또한 본 발명에서 상기 음성인식부는 최종 원신호(X2)가 검출되면, 검출된 원신호(X2)의 초성에 기 설정된 모음을 조합하되, 종성을 삭제한 음절로 변환시키고, 상기 비교 및 매칭부는 입력된 음성과 참조음성 사이의 발음 속도와 길이의 차이를 보상하기 위하여 입력 특징파라미터와 참조모델을 비선형적으로 정합하여 가장 유사도가 높은 참조모델의 음성을 인식하기 위한 동적시간 워핑(DTW; Dynamic Time Warping) 알고리즘을 이용하여 특징파라미터와 참조모델들 각각의 유클리드 제곱 거리(Squared Euclidean Distance)를 산출한 후 그 거리가 가장 작은 참조모델을 특징파리미터와 가장 유사한 모델로 인식하고, 상기 비교 및 매칭부는 특징파라미터와의 유사도가 기 설정된 임계치 이내인 참조모델이 한 개인 경우 유사도가 가장 높은 참조모델을 입력음성을 결정하며, 특정파라미터와의 유사도가 기 설정된 임계치 이내인 참조모델이 2개 이상인 경우, 음성신호를 음소단위로 분리한 후 은닉 마르포크 모델((Hidden Markov model)을 통해 패턴 비교 알고리즘을 통해 유사도가 가장 높은 음소를 입력음성을 결정하는 것이 바람직하다.In the present invention, when the final original signal X2 is detected, the speech recognition unit combines the vowel set in the initials of the detected original signal X2 into syllables whose continuity is eliminated, and the comparison and matching unit inputs Dynamic Time Warping (DTW) for recognizing the speech of the reference model with the highest similarity by nonlinearly matching the input feature parameter and the reference model in order to compensate for the difference in the speaking speed and the length between the speech and the reference speech ) Algorithm to calculate a Squared Euclidean distance of each of the feature parameters and the reference models, and then recognizes the reference model having the smallest distance as the model most similar to the feature parameter, The reference model having the highest degree of similarity is determined as the input voice if there is one reference model within the predetermined threshold value When two or more reference models with similarity to a specific parameter are within a predetermined threshold value, the speech signal is divided into phonemes and then the similarity degree is calculated through a pattern comparison algorithm through a hidden Markov model It is desirable to determine a high phoneme input voice.

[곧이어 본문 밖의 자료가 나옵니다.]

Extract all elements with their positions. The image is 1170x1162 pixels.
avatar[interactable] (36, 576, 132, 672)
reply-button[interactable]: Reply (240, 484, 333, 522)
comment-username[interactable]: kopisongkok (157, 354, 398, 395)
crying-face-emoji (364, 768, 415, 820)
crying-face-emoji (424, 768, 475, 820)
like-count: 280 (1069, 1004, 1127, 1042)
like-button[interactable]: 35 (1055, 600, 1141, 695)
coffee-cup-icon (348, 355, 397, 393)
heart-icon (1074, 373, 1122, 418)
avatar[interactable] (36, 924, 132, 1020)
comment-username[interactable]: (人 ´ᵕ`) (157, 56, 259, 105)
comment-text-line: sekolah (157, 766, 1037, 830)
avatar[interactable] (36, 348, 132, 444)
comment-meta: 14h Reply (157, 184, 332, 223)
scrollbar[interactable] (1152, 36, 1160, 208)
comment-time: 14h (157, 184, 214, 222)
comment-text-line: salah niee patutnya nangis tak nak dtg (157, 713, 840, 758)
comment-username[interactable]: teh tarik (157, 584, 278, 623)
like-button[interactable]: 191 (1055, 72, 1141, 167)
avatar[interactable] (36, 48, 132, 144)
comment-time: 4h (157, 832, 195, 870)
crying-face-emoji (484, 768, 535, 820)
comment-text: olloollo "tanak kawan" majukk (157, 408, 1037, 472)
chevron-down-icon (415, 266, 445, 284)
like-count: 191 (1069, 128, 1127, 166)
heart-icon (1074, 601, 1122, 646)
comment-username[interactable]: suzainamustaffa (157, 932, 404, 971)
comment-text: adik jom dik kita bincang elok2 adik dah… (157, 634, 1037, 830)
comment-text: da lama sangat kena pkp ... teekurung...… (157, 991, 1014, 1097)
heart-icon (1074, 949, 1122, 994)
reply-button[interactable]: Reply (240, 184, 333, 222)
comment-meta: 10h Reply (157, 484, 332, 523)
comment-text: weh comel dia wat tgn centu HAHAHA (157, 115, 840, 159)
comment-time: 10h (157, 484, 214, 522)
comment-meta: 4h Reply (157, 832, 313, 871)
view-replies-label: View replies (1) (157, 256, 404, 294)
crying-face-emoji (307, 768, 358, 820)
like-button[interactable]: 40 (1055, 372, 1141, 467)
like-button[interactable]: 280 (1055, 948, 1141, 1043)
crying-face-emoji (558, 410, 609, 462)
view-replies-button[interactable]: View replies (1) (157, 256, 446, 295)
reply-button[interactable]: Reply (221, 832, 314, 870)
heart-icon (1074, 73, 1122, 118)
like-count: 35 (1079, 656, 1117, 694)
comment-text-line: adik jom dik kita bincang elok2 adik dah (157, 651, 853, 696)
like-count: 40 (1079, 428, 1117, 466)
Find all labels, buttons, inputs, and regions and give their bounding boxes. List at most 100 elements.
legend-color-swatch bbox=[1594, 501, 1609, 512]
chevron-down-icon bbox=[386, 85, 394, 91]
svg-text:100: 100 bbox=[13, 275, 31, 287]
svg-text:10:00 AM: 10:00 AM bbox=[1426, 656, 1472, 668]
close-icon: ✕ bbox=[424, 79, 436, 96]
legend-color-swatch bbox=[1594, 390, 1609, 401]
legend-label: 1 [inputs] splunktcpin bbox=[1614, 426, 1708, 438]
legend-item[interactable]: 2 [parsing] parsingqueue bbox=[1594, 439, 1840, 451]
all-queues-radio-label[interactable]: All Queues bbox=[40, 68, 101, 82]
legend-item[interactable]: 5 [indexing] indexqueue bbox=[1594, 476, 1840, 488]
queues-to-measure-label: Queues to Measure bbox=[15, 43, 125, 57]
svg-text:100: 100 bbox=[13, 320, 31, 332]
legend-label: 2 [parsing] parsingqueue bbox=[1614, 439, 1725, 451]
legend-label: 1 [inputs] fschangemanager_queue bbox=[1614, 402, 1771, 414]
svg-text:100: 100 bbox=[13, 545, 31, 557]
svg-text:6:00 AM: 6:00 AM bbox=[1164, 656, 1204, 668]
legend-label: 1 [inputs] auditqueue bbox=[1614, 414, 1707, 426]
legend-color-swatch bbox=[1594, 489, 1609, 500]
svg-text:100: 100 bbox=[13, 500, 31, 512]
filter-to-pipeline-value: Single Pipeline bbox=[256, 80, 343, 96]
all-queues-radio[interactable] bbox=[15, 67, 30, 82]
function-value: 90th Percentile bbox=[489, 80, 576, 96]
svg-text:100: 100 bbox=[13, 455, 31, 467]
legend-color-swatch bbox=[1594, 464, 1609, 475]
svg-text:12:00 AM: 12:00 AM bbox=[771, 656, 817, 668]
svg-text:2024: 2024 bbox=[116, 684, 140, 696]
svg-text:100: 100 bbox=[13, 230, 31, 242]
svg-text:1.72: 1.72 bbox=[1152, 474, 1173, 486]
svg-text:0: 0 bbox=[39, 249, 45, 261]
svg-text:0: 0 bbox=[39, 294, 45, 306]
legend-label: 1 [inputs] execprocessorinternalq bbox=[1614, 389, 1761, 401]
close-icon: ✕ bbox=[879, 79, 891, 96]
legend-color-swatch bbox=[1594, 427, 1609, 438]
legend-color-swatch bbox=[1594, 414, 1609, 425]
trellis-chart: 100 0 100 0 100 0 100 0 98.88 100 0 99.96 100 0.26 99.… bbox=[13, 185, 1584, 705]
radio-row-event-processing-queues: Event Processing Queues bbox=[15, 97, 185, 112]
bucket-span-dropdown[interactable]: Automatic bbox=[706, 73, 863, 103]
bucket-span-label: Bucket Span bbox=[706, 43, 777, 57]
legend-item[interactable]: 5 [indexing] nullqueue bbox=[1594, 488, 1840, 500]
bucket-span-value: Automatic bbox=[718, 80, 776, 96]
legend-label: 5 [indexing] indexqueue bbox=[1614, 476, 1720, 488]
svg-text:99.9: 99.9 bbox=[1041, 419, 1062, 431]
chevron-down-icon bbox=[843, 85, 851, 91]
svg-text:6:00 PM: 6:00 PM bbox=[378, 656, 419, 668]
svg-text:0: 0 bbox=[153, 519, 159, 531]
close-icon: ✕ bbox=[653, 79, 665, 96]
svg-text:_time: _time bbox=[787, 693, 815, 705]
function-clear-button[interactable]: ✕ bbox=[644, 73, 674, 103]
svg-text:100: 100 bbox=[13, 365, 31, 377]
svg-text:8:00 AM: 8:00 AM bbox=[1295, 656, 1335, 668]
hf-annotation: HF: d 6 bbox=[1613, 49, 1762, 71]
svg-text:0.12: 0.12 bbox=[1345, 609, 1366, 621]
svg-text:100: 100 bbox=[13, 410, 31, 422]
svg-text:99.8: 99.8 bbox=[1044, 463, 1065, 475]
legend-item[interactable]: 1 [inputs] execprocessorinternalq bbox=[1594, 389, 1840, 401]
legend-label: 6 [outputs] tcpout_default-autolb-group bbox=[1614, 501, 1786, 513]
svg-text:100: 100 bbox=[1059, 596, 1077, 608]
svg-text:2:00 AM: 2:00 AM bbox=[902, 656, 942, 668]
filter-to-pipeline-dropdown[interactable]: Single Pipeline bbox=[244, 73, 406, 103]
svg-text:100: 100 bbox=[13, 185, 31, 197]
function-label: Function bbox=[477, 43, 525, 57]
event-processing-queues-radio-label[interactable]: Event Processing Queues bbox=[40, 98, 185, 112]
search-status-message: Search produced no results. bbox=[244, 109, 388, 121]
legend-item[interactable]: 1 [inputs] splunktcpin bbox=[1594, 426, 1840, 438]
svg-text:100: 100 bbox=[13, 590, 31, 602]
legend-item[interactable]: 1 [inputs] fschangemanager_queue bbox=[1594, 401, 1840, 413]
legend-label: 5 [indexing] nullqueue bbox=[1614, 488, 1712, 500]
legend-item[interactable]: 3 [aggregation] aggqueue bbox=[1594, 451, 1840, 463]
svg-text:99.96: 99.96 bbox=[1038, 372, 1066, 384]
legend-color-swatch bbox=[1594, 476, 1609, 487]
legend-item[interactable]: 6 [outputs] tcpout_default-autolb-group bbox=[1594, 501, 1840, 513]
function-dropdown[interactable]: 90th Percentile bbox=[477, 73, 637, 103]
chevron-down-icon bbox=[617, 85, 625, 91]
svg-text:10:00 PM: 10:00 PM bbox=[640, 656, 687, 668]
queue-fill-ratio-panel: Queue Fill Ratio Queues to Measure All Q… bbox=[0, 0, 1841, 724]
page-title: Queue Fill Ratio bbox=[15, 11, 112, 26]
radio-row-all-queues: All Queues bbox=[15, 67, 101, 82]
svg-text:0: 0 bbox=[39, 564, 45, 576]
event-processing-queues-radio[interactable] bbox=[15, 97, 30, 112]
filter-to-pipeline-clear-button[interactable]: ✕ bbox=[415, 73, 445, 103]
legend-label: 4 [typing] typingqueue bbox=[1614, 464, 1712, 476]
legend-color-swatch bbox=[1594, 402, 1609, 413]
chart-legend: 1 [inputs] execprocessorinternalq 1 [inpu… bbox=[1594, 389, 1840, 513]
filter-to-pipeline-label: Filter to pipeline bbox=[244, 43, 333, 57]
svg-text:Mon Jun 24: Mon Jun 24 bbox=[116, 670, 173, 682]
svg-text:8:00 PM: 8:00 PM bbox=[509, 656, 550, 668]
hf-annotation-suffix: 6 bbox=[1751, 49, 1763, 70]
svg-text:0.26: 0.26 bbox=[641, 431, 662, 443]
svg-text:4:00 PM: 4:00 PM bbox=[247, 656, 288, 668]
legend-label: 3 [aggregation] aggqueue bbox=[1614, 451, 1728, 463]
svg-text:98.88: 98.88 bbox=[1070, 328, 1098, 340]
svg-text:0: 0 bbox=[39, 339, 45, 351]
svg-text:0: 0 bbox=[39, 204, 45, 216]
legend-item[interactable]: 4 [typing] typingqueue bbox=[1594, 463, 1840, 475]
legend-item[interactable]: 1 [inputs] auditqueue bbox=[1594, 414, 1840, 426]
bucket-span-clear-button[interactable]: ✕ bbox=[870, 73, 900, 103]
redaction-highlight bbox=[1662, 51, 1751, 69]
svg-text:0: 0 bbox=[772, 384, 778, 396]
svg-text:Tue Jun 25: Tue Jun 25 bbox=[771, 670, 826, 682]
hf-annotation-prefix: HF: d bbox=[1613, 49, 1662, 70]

또한 본 발명에서 상기 메모리에는 돌발 상황이라고 판단할 수 있는 ‘돌발관련 비교대상문자’들이 더 저장되고, 상기 판단부는 상기 단어결정부에 의해 결정된 음성단어와 상기 메모리에 저장된 상기 ‘돌발관련 비교대상문자’들 각각의 연관관계를 검출한 후 검출된 연관관계가 임계치를 넘어서는 경우 돌발 상황이 발생하였다고 판단하고, 상기 점소등 관리부는 상기 판단부에 의해 돌발 상황이 발생하였다고 판단되면, 상기 광원소자를 기 설정된 방식으로 점소등이 이루어지도록 제어함으로써 상기 조명등기구는 돌발 상황이 발생되지 않는 평상시에는 조명용으로 사용되되, 돌발 상황 발생 시 비상등으로 사용되는 것이 바람직하다.Further, in the present invention, 'memory-related characters to be compared', which can be determined as an unexpected situation, are further stored in the memory, and the determination unit compares the voice word determined by the word determination unit and the ' And if it is determined by the determination unit that an unexpected situation has occurred, it is determined that an unexpected situation has occurred, and if the detected relation is greater than the threshold value, By controlling the lighting to be turned on in a set manner, it is preferable that the illumination lamp apparatus is used for illumination in a normal situation where an unexpected situation does not occur, and is used as an emergency illumination in an unexpected situation.

또한 본 발명에서 상기 조명시스템은 상기 조명등기구들을 관리 및 제어하는 컨트롤러를 더 포함하고, 상기 제어부는 상기 판단부에 의하여 돌발 상황이 발생하였다고 판단되면, 상기 컨트롤러로 돌발 상황이 발생하였다는 돌발상황 확인데이터를 전송하고, 상기 컨트롤러는 상기 조명등기구들 각각의 위치정보와, 기 설정된 비상대피경로를 저장하며, 상기 조명등기구들 중 어느 하나의 제어부로부터 돌발 상황 확인데이터를 전송받으면 상기 조명등기구들 각각의 위치정보 및 비상대피경로를 이용하여 비상대피경로에 대응되는 순서대로 조명등기구들을 정렬한 후 정렬된 순서에 따라 점멸이 이루어지도록 하는 것이 바람직하다.Further, in the present invention, the lighting system may further include a controller for managing and controlling the lighting apparatuses, and when the controller determines that an unexpected condition has occurred, the controller determines that an unexpected condition has occurred And the controller stores the location information of each of the luminaire mechanisms and the predetermined emergency evacuation route and when the unexpected situation confirmation data is received from any one of the luminaire mechanisms, It is preferable to arrange the light fixtures in the order corresponding to the emergency evacuation route by using the location information and the emergency evacuation route, and then to perform the blinking according to the ordered sequence.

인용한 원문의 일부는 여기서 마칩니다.